Il m’a écouté ! il m’a compris ! Il s’est discrètement égayé lorsque j’ai représenté le père Buc en piqueur et en marin.
Je ne lui reprocherais que l’apparence d’un certain dilettantisme moral : il m’a semblé qu’il souriait aussi de mon étonnement et de mon indignation.
Il s’occupera de l’affaire : c’est le point essentiel. Il va, pendant quinze jours, remplacer le médecin-chef qui prend un congé. Il m’a dit :
— Je serai à l’hospice tous les matins, de neuf à onze heures. Venez à onze heures par exemple… et ne craignez pas d’être importun. Il sera peut-être bon, cependant, que vous m’accordiez quatre ou cinq jours pour examiner ce cas tout à loisir.

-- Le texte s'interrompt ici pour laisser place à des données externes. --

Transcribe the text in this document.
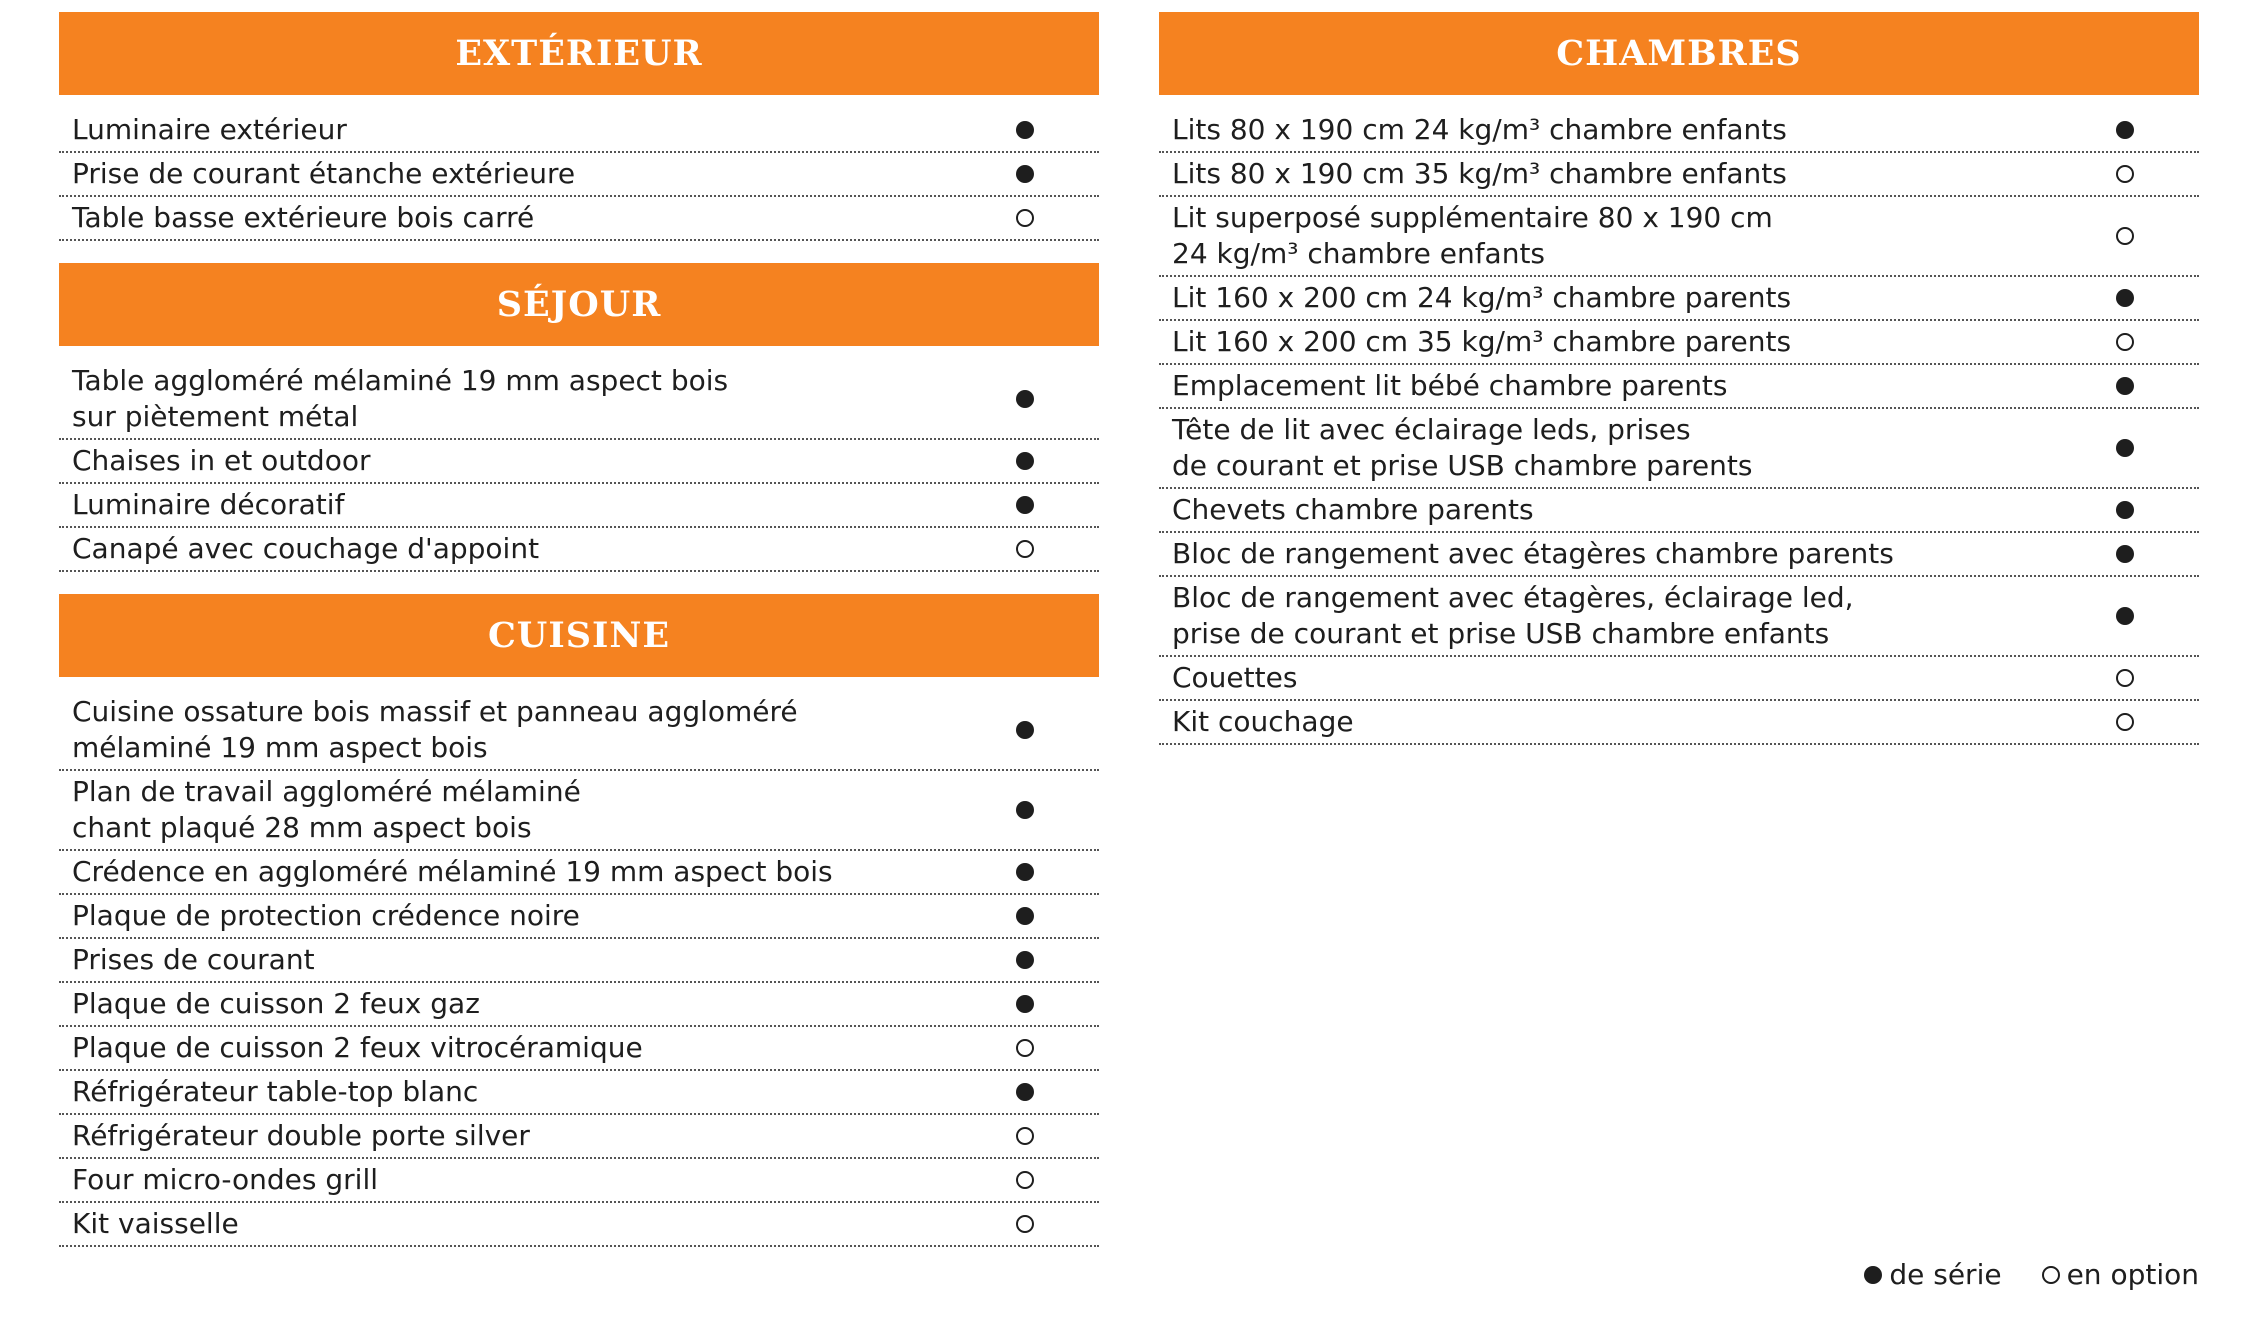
EXTÉRIEUR
Luminaire extérieur
Prise de courant étanche extérieure
Table basse extérieure bois carré
SÉJOUR
Table aggloméré mélaminé 19 mm aspect bois
sur piètement métal
Chaises in et outdoor
Luminaire décoratif
Canapé avec couchage d'appoint
CUISINE
Cuisine ossature bois massif et panneau aggloméré
mélaminé 19 mm aspect bois
Plan de travail aggloméré mélaminé
chant plaqué 28 mm aspect bois
Crédence en aggloméré mélaminé 19 mm aspect bois
Plaque de protection crédence noire
Prises de courant
Plaque de cuisson 2 feux gaz
Plaque de cuisson 2 feux vitrocéramique
Réfrigérateur table-top blanc
Réfrigérateur double porte silver
Four micro-ondes grill
Kit vaisselle
CHAMBRES
Lits 80 x 190 cm 24 kg/m³ chambre enfants
Lits 80 x 190 cm 35 kg/m³ chambre enfants
Lit superposé supplémentaire 80 x 190 cm
24 kg/m³ chambre enfants
Lit 160 x 200 cm 24 kg/m³ chambre parents
Lit 160 x 200 cm 35 kg/m³ chambre parents
Emplacement lit bébé chambre parents
Tête de lit avec éclairage leds, prises
de courant et prise USB chambre parents
Chevets chambre parents
Bloc de rangement avec étagères chambre parents
Bloc de rangement avec étagères, éclairage led,
prise de courant et prise USB chambre enfants
Couettes
Kit couchage
de série en option
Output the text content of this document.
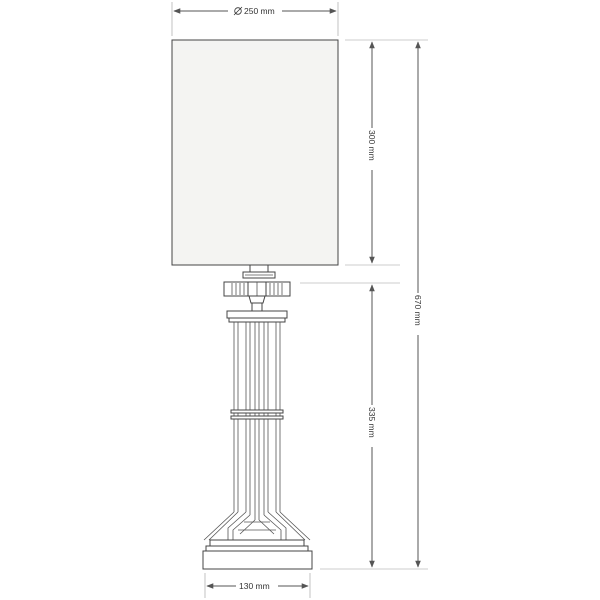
250 mm
300 mm
335 mm
670 mm
130 mm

Quatre ou cinq minutes suffiraient largement à mon avis ! Mais enfin, je veux bien laisser à ce médecin si scrupuleux le temps qu’il lui faudra pour arriver à une certitude absolue. J’irai à l’hospice dimanche matin.
Monsieur Buc, vous me devrez une fière chandelle !
25 septembre. — Le jeune médecin me reçut tout de suite.